I will upload a YT video later.
If I have understood this correctly, one line of the wiper motor goes to the T-piece of the manifold and the other line, where I have the rubber hose stub on it, should go to the vacuum pump. But where is the vacuum pump or connection located?
The vacuum pump is located inside the oil pan (fig. 2-10 in Chassis Service Manual). The vacuum pump line exits the block just to the rear of the oil filter (fig. 2-11).

The hose going from the vacuum pump line to the wiper motor should be 20.5 in long. The vacuum pump hose should connect to the wiper motor at the line which has a hose on it now.

Manifold vacuum should connect at the wiper motor line which has the stub hose on it now.
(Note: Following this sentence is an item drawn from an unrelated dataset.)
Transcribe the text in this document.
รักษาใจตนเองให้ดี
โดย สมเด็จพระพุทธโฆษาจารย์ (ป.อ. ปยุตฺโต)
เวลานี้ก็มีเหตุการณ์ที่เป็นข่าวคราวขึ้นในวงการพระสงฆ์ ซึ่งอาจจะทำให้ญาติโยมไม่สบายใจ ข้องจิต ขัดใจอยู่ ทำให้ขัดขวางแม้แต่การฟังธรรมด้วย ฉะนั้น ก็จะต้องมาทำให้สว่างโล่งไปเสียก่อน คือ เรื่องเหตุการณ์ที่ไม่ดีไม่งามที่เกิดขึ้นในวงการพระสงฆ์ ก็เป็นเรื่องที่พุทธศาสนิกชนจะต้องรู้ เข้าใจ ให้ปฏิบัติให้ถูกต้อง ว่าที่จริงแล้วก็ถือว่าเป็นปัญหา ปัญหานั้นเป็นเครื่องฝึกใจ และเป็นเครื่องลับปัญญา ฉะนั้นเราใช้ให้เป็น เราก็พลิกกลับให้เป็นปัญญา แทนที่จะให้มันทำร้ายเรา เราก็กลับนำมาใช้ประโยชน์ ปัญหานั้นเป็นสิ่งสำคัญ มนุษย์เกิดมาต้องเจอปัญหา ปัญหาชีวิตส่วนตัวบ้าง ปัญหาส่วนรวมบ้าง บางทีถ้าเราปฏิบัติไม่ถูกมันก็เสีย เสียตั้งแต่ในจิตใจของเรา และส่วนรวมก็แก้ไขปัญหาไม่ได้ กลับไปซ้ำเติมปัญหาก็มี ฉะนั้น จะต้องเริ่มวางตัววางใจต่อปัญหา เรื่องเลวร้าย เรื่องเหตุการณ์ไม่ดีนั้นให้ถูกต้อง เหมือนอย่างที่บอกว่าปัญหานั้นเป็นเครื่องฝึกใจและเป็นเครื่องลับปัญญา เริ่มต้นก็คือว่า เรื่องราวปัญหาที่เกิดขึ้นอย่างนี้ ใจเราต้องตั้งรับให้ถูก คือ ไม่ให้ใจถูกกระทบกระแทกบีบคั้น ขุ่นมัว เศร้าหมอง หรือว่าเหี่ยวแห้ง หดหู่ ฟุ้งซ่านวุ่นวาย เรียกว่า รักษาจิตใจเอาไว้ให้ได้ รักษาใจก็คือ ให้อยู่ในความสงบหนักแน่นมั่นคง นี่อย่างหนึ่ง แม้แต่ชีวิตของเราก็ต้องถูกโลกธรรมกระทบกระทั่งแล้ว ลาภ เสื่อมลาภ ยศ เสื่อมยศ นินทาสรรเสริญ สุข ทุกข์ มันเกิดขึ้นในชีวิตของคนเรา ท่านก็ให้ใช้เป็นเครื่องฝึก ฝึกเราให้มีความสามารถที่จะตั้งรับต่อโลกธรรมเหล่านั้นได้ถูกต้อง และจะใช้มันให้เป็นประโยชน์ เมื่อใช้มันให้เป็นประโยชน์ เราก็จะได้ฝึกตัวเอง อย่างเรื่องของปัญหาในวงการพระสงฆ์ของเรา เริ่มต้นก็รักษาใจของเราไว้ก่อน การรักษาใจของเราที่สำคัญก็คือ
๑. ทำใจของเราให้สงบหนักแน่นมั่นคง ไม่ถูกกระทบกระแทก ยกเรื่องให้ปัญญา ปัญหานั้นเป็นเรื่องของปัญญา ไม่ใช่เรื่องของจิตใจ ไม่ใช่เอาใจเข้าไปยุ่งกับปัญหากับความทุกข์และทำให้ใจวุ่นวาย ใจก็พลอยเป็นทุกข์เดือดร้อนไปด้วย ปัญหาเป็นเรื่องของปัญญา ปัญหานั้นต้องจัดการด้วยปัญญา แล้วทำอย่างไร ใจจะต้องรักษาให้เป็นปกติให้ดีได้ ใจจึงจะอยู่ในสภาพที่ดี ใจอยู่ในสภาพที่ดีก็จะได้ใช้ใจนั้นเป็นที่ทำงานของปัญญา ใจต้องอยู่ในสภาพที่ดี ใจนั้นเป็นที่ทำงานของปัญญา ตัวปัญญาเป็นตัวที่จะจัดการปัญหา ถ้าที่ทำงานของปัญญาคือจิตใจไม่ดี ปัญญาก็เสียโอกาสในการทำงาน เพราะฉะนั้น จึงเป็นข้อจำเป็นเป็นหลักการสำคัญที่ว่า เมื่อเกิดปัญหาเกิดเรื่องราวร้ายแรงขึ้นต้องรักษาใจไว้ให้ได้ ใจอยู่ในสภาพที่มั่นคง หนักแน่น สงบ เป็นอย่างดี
From your diagram above, manifold vacuum for the wiper is fed from a tee in the manifold line. This should work.
 

Century1958

Member
Part 1
Part 2
Here i have two videos with discription in german/englisch
As I understand it, when the brake is applied, the pressure should be higher when the engine is running and should not drop to -10. Tank is connected and should compensate for this.
In the second video you can see how the pressure immediately goes to 0 at the slightest pedal touch. This should never happen and in my opinion, it should be possible to build up a vacuum even when the pedal is depressed, right? Otherwise the additional tank would empty itself immediately and it would not be possible to brake 5 times without an engine.
The "Pedal Test" for the Brake Booster doesn´t work , too. The Pedal is allways hard and does not move by Engine Start.